Dari apa yang Nagisa ketahui sejak berteman dengan pemuda berambut merah itu selama kurang lebih satu tahun, Karma adalah anak yang sangat cepat bosan dan jiwa kompetisinya begitu tinggi, makanya senang cari sensasi. Mungkin kalau ia benar-benar berniat, saat ini wajahnya sudah menghiasi koran dan majalah nasional dalam artikel jenis apapun, dari mulai yang bisa dibayangkan (rubrik prestasi akademik) sampai yang tak bisa dibayangkan (rubrik kesuksesan petani jamur hidroponik). Hanya saja kedatangan alien kuning bertentakel yang hendak menghancurkan Bumi membuat wajah Karma terhindar dari publikasi tingkat nasional.

Sejujurnya Nagisa sendiri kurang tahu apa yang dilakukan Karma pada waktu luangnya, namun dari pengakuan bahwa Karma senang sekali memancing dompet para anak punk yang sering nongkrong di konbini, dapat disimpulkan bahwa dunia Karma tidak jauh-jauh dari hal tersebut. Nagisa juga menduga Karma suka membaca koran seperti bapak-bapak saat sarapan dan minum teh sore hari, entah untuk merencanakan untuk menguasai dunia atau mengisi rubrik teka teki silang. Satu hal yang jelas sih, Karma senang main game kapal perang (Nagisa tahu soal ini karena Karma pernah mengirim undangan untuk bermain game kapal perang ini ke alamat e-mail Nagisa, meskipun belakangan Karma mengaku akun e-mail-nya dibajak). Mungkin pemanasan otak sebelum mencoba menguasai dunia.

.

.

"Begitu ya …" Kayano mengangguk-angguk setelah mendengarkan pemaparan Nagisa. "Memang benar-benar Karma-kun yang aku tahu."

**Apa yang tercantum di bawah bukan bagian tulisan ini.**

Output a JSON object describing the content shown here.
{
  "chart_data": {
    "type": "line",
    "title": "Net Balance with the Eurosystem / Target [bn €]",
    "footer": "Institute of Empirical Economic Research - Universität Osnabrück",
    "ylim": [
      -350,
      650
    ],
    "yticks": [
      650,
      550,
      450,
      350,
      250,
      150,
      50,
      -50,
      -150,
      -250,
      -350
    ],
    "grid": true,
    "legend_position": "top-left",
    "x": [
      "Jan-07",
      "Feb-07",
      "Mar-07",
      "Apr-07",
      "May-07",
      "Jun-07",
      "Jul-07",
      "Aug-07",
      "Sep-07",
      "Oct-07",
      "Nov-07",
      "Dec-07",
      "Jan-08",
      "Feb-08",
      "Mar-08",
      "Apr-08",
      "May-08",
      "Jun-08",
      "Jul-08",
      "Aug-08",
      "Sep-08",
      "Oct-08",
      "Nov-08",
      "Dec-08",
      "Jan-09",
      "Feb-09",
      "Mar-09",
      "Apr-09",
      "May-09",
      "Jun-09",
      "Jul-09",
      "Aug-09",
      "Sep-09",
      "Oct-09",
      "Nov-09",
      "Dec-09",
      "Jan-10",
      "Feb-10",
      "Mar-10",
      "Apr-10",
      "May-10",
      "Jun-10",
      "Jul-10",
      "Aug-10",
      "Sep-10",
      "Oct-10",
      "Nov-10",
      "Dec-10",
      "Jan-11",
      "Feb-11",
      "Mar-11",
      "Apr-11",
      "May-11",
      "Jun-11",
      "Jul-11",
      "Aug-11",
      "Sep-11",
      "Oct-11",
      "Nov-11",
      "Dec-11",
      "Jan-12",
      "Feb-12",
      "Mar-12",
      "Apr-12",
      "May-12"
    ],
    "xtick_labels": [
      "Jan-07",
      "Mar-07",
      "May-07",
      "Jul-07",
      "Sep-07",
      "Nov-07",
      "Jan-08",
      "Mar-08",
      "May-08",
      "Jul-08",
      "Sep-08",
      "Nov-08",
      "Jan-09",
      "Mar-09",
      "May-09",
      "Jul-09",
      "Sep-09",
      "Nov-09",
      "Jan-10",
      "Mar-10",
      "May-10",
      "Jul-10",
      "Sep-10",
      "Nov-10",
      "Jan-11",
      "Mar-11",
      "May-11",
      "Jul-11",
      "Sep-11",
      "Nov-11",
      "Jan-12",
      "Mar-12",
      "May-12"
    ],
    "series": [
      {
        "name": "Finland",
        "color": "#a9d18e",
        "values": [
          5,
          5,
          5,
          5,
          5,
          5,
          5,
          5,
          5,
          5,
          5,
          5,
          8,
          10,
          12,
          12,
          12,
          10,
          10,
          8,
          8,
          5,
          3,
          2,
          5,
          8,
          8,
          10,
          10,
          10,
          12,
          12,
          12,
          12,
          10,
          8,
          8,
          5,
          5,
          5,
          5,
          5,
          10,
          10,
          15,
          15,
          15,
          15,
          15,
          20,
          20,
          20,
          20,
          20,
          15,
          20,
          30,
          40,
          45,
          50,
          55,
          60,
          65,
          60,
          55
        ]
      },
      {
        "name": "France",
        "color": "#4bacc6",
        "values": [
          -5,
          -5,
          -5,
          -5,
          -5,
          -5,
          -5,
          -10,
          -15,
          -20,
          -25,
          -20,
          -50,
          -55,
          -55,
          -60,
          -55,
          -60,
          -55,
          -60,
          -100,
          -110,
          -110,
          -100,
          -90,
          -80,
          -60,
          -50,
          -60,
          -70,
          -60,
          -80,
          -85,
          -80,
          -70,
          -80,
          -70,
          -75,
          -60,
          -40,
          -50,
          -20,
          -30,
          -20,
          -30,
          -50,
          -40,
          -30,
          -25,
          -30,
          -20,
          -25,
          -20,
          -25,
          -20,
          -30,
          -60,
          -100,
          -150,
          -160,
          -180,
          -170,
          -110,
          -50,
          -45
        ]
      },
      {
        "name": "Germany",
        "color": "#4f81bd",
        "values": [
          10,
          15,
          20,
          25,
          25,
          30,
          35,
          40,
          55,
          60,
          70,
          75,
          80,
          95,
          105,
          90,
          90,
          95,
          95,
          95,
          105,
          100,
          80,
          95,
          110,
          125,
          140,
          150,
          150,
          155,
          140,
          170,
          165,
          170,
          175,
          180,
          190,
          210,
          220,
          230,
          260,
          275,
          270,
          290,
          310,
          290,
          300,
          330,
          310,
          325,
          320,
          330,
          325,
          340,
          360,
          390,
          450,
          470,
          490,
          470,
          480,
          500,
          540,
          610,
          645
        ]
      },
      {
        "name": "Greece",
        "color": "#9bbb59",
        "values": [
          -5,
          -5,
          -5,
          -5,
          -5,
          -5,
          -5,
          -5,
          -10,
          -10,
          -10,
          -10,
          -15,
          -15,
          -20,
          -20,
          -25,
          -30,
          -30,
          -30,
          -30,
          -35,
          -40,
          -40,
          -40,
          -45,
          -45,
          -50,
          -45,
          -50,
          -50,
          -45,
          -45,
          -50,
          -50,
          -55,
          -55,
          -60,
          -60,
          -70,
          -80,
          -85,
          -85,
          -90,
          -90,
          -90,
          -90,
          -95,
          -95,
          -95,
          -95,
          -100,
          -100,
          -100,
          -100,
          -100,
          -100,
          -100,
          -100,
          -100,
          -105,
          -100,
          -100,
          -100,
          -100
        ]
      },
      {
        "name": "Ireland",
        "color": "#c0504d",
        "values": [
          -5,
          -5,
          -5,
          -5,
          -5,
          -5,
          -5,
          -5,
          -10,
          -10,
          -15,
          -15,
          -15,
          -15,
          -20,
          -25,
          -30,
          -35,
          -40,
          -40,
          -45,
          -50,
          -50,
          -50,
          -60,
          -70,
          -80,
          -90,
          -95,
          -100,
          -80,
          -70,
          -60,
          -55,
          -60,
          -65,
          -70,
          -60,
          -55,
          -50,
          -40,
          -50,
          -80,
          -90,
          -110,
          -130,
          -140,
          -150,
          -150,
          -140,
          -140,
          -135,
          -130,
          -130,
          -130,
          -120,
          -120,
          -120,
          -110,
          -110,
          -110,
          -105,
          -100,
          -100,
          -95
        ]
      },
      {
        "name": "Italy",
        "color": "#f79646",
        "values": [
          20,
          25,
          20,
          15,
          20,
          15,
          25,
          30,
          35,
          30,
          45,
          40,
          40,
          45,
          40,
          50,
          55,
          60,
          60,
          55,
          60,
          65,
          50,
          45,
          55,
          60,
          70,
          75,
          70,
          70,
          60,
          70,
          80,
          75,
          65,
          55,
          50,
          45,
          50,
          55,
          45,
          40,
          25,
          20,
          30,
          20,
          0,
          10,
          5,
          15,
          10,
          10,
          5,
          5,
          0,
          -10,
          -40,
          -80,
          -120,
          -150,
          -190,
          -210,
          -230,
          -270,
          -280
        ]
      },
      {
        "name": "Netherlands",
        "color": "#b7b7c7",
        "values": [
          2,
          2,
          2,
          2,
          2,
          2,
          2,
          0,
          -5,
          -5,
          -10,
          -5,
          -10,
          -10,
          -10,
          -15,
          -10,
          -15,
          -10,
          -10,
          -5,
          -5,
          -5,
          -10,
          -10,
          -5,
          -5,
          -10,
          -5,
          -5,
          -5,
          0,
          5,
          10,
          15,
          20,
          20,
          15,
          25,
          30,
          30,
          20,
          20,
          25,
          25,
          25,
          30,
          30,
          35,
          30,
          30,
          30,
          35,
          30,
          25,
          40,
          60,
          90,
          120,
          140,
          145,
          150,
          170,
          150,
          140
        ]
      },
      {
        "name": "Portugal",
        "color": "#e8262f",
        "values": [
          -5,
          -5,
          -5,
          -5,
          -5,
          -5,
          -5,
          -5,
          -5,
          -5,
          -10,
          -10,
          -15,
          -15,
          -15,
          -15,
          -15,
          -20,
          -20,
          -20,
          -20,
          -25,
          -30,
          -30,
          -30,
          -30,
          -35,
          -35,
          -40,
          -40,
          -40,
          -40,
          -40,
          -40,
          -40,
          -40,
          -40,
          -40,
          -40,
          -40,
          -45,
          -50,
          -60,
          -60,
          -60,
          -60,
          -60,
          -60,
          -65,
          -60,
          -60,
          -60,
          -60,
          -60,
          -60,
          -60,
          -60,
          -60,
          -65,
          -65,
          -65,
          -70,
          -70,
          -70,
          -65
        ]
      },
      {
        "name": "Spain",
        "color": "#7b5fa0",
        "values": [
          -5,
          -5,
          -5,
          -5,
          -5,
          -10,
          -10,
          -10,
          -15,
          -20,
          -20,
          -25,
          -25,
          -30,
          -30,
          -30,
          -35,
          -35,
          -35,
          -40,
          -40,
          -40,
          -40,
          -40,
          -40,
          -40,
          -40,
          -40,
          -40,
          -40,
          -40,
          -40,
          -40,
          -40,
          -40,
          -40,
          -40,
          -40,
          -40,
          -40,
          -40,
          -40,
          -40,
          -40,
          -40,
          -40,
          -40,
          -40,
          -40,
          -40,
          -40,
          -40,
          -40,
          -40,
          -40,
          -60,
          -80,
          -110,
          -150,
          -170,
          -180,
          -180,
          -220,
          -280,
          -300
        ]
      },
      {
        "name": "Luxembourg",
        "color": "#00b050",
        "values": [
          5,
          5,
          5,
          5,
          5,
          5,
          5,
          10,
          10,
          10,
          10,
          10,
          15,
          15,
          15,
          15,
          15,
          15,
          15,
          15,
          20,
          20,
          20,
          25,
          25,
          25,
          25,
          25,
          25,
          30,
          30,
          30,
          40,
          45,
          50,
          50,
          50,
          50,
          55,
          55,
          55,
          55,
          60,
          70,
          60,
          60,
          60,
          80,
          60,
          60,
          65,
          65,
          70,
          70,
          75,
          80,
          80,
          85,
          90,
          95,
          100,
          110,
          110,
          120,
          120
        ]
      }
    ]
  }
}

Nagisa meringis. "Ya, begitulah. Setahuku Karma itu … betul-betul apa adanya?"

"Kupikir juga begitu."

Setelah jeda beberapa detik, Nagisa seolah teringat sesuatu.

"Ah, bagaimana dengan Nakamura-san?" Nagisa balik bertanya pada Kayano. "Aku baru tahun ini sekelas dengannya, dan kupikir kau sebagai perempuan lebih tahu mengenai dirinya. Bisakah kauceritakan padaku?"

.

.

Nakamura Rio. Fashionista gorgeous English girl.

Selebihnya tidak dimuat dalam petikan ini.